The church sent out its own open letter, telling the online hacktivist group to “bring it.”
“A puddle of pimple-faced nerds organised under the cowardly banner of ‘Anonymous’ claim they plan to hack Westboro’s websites … Bad miscalculation, girls!” said the letter.
“Let us tell you how this will go: rebels will build a full head of steam based on false hope; the media will predictably do much breathless anticipating while giving another tsunami of coverage to Westboro’s message; God will defeat your council; your efforts will fail.”
Anonymous denies letter
However, Anonymous claimed the Westboro Baptist Church sent the letter in its name in an attempt to gain publicity.
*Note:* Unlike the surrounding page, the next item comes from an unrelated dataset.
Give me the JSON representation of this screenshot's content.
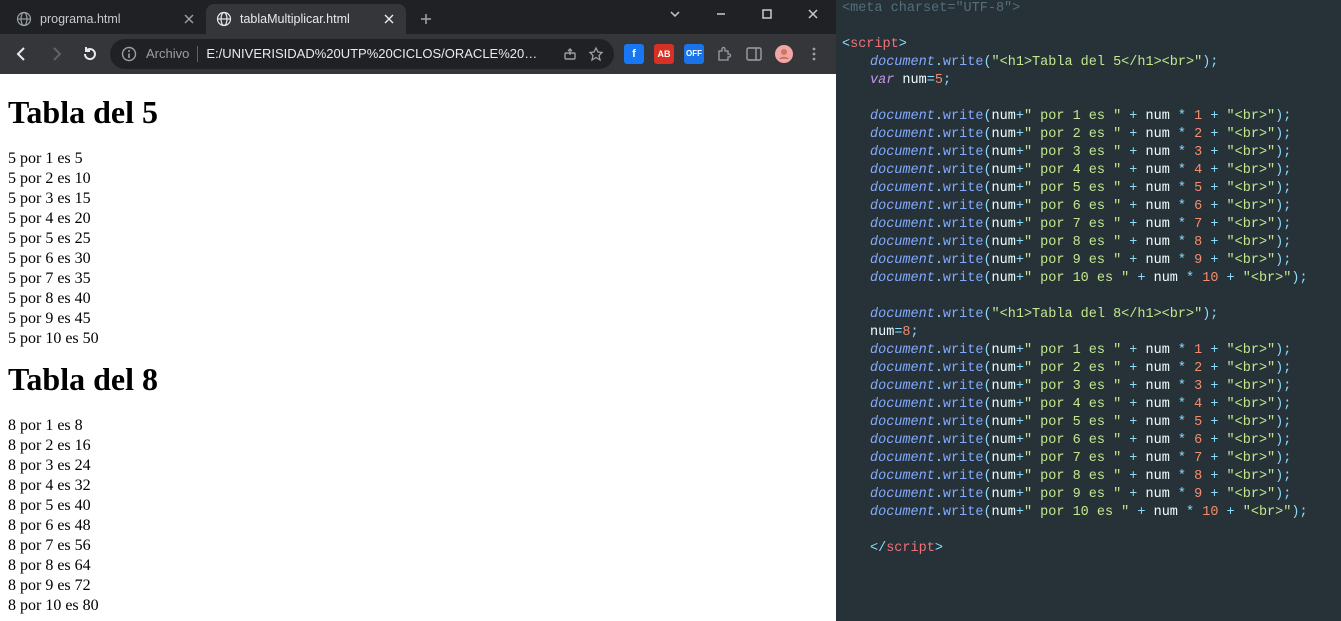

“You thought you could play with Anonymous. You observed our rising notoriety and thought you would exploit our paradigm for your own gain,” said the group in a press release.
“When Anonymous says we support free speech, we mean it. We count Beatrice Hall among our Anonymous forebears: ‘I disapprove of what you say, but I will defend to the death your right to say it.’ "
The hacktivist group said that, along with looking for more attention, the Westboro Baptist Church wanted to lure DDoS attackers into a “honeypot.”
“They’ve got their ports wide open to harvest IPs to sue. Don’t DDoS, and boycott Operation Westboro,” warned Anonymous.
Anonymous also noted that, due to the nature of the loose group, just because something is posted on the site AnonNews doesn’t mean they are all in agreement. Of course, this puts a question mark on this press release, though it claims 20 members wrote the release.
The hacktivist group said it had "more pressing matters" to deal with and is focusing on operations in support of protests in Libya.
Westboro Baptist Church
The Westboro Baptist Church is an independent group, which has protested the Jewish community, homosexuality and US soldiers.
They’ve gained a notorious reputation thanks to their protests at funerals, including those of soldiers who died while fighting in Iraq and the funeral of a man who was beaten to death because he was gay.
They also attempted to picket at the funeral of nine-year-old Christina Green, who died during the 2011 Tucson shooting when US Representative Gabrielle Giffords was attacked. As a result, the state of Arizona introduced an emergency bill to ban protests within 300 feet of a funeral.